WZOW-FM
- Goshen, Indiana; United States;
- Broadcast area: South Bend, Indiana
- Frequency: 97.7 MHz
- Branding: 97.7 ZOW

Programming
- Format: Classic rock
- Affiliations: Westwood One

Ownership
- Owner: Artistic Media Partners; (Sound Management, LLC);
- Sister stations: WNDV-FM; WUBU;

History
- First air date: January 17, 1977
- Former call signs: WZOW (1977–2006); WOZW (2006–2008); WZOW (2008–2011); WSSM (2011–2013); WZOW (2013–2014); WSSM (2014–2016); WYXX (2016–2025);

Technical information
- Licensing authority: FCC
- Facility ID: 49558
- Class: A
- ERP: 2,900 watts
- HAAT: 147 meters (482 ft)
- Transmitter coordinates: 41°36′13.4″N 85°55′45.9″W﻿ / ﻿41.603722°N 85.929417°W

Links
- Public license information: Public file; LMS;
- Webcast: Listen live
- Website: 977zow.com

= WZOW-FM =

WZOW-FM (97.7 FM, "97.7 ZOW") is a radio station broadcasting a classic rock music format. Licensed to Goshen, Indiana, the station serves the South Bend area. The station is owned by Sound Management, LLC.

==History==
On April 7, 2008, WZOW changed its call sign to WSSM and changed its format from classic rock to oldies, branded as "The Stream". Programming on WSMM and WSSM (102.3 FM) came from Westwood One Local's Classic Hits/Pop format.

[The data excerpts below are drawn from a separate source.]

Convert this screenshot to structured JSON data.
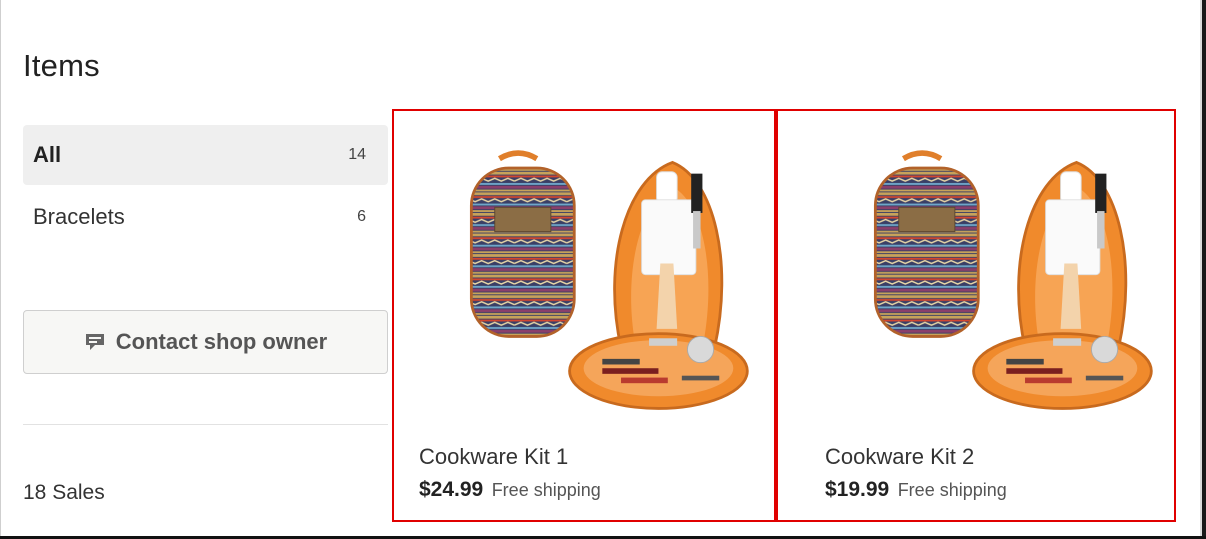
{
  "section": {
    "title": "Items"
  },
  "categories": [
    {
      "name": "All",
      "count": "14",
      "active": true
    },
    {
      "name": "Bracelets",
      "count": "6",
      "active": false
    }
  ],
  "contact": {
    "label": "Contact shop owner",
    "icon": "message-icon"
  },
  "sales": {
    "text": "18 Sales"
  },
  "products": [
    {
      "title": "Cookware Kit 1",
      "price": "$24.99",
      "shipping": "Free shipping"
    },
    {
      "title": "Cookware Kit 2",
      "price": "$19.99",
      "shipping": "Free shipping"
    }
  ],
  "colors": {
    "highlight_border": "#e00000",
    "active_category_bg": "#efefef",
    "product_orange": "#f08a2c"
  }
}
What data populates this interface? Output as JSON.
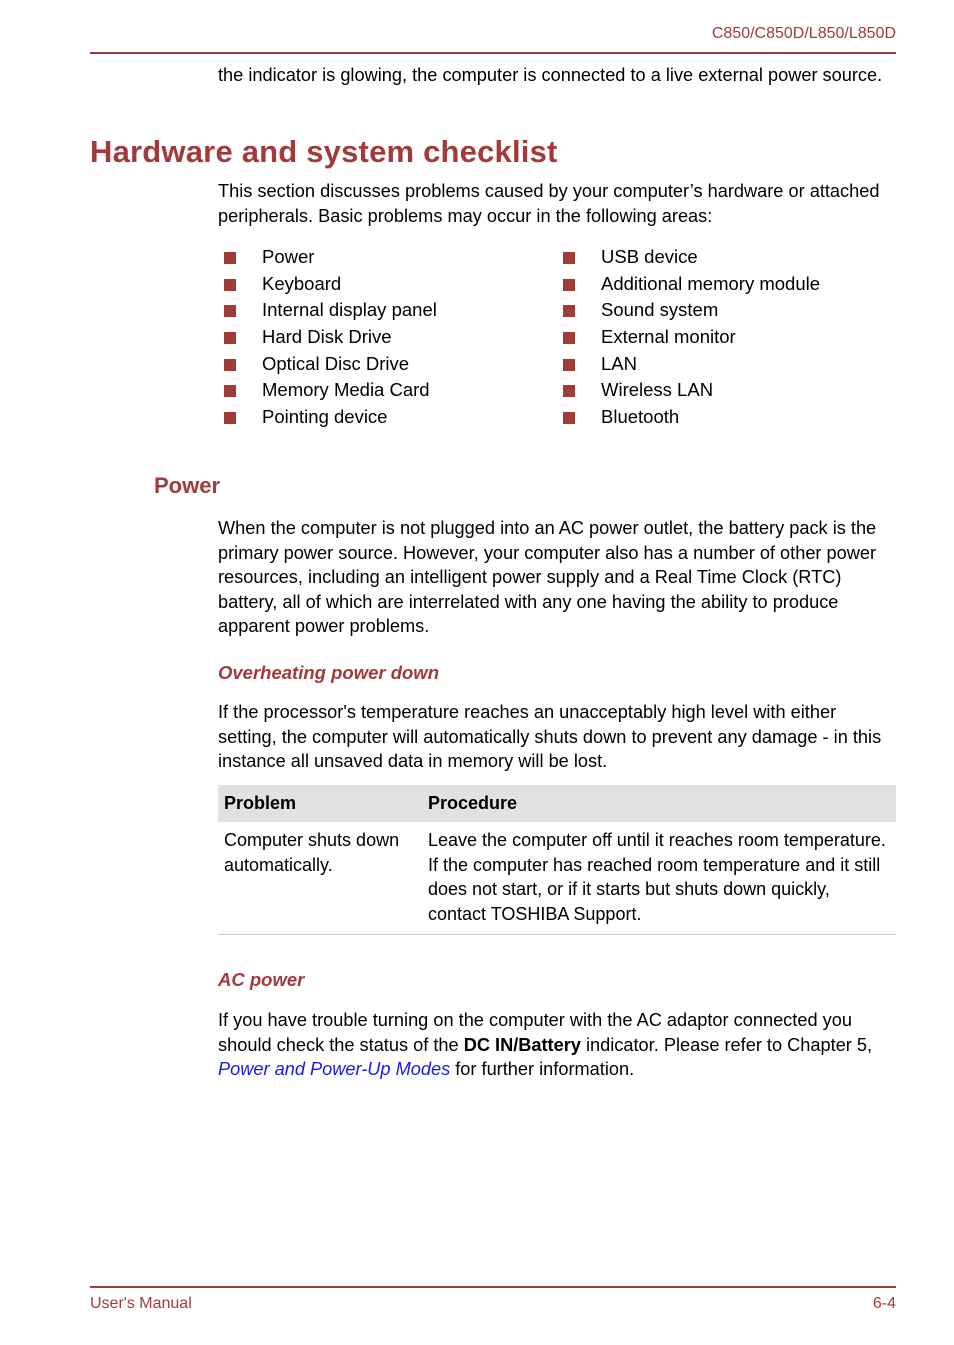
{
  "header": {
    "model": "C850/C850D/L850/L850D"
  },
  "intro_continuation": "the indicator is glowing, the computer is connected to a live external power source.",
  "section": {
    "title": "Hardware and system checklist",
    "intro": "This section discusses problems caused by your computer’s hardware or attached peripherals. Basic problems may occur in the following areas:",
    "areas_left": [
      "Power",
      "Keyboard",
      "Internal display panel",
      "Hard Disk Drive",
      "Optical Disc Drive",
      "Memory Media Card",
      "Pointing device"
    ],
    "areas_right": [
      "USB device",
      "Additional memory module",
      "Sound system",
      "External monitor",
      "LAN",
      "Wireless LAN",
      "Bluetooth"
    ]
  },
  "power": {
    "title": "Power",
    "text": "When the computer is not plugged into an AC power outlet, the battery pack is the primary power source. However, your computer also has a number of other power resources, including an intelligent power supply and a Real Time Clock (RTC) battery, all of which are interrelated with any one having the ability to produce apparent power problems.",
    "overheating": {
      "title": "Overheating power down",
      "text": "If the processor's temperature reaches an unacceptably high level with either setting, the computer will automatically shuts down to prevent any damage - in this instance all unsaved data in memory will be lost.",
      "table": {
        "headers": [
          "Problem",
          "Procedure"
        ],
        "rows": [
          {
            "problem": "Computer shuts down automatically.",
            "procedure": "Leave the computer off until it reaches room temperature. If the computer has reached room temperature and it still does not start, or if it starts but shuts down quickly, contact TOSHIBA Support."
          }
        ]
      }
    },
    "ac_power": {
      "title": "AC power",
      "text_before_bold": "If you have trouble turning on the computer with the AC adaptor connected you should check the status of the ",
      "bold": "DC IN/Battery",
      "text_after_bold": " indicator. Please refer to Chapter 5, ",
      "link": "Power and Power-Up Modes",
      "text_end": " for further information."
    }
  },
  "footer": {
    "left": "User's Manual",
    "right": "6-4"
  },
  "colors": {
    "accent": "#a33a3a",
    "link": "#1a1ae6",
    "table_header_bg": "#e1e1e1"
  }
}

WSMM/WSSM also played continuous Christmas music during the Christmas season. The station changed its call sign back to WZOW on December 19, 2013, and changed its callsign back to WSSM on June 11, 2014.

On October 10, 2016, the station switched to a classic rock format, branded as "Rock 97.7", and changed its call sign to WYXX. It also picked up The Bob & Tom Show which had been dropped a week before by WQLQ when it switched to a top 40/CHR format.

On April 7, 2025, WYXX rebranded as "97.7 ZOW" and returned to the WZOW call sign.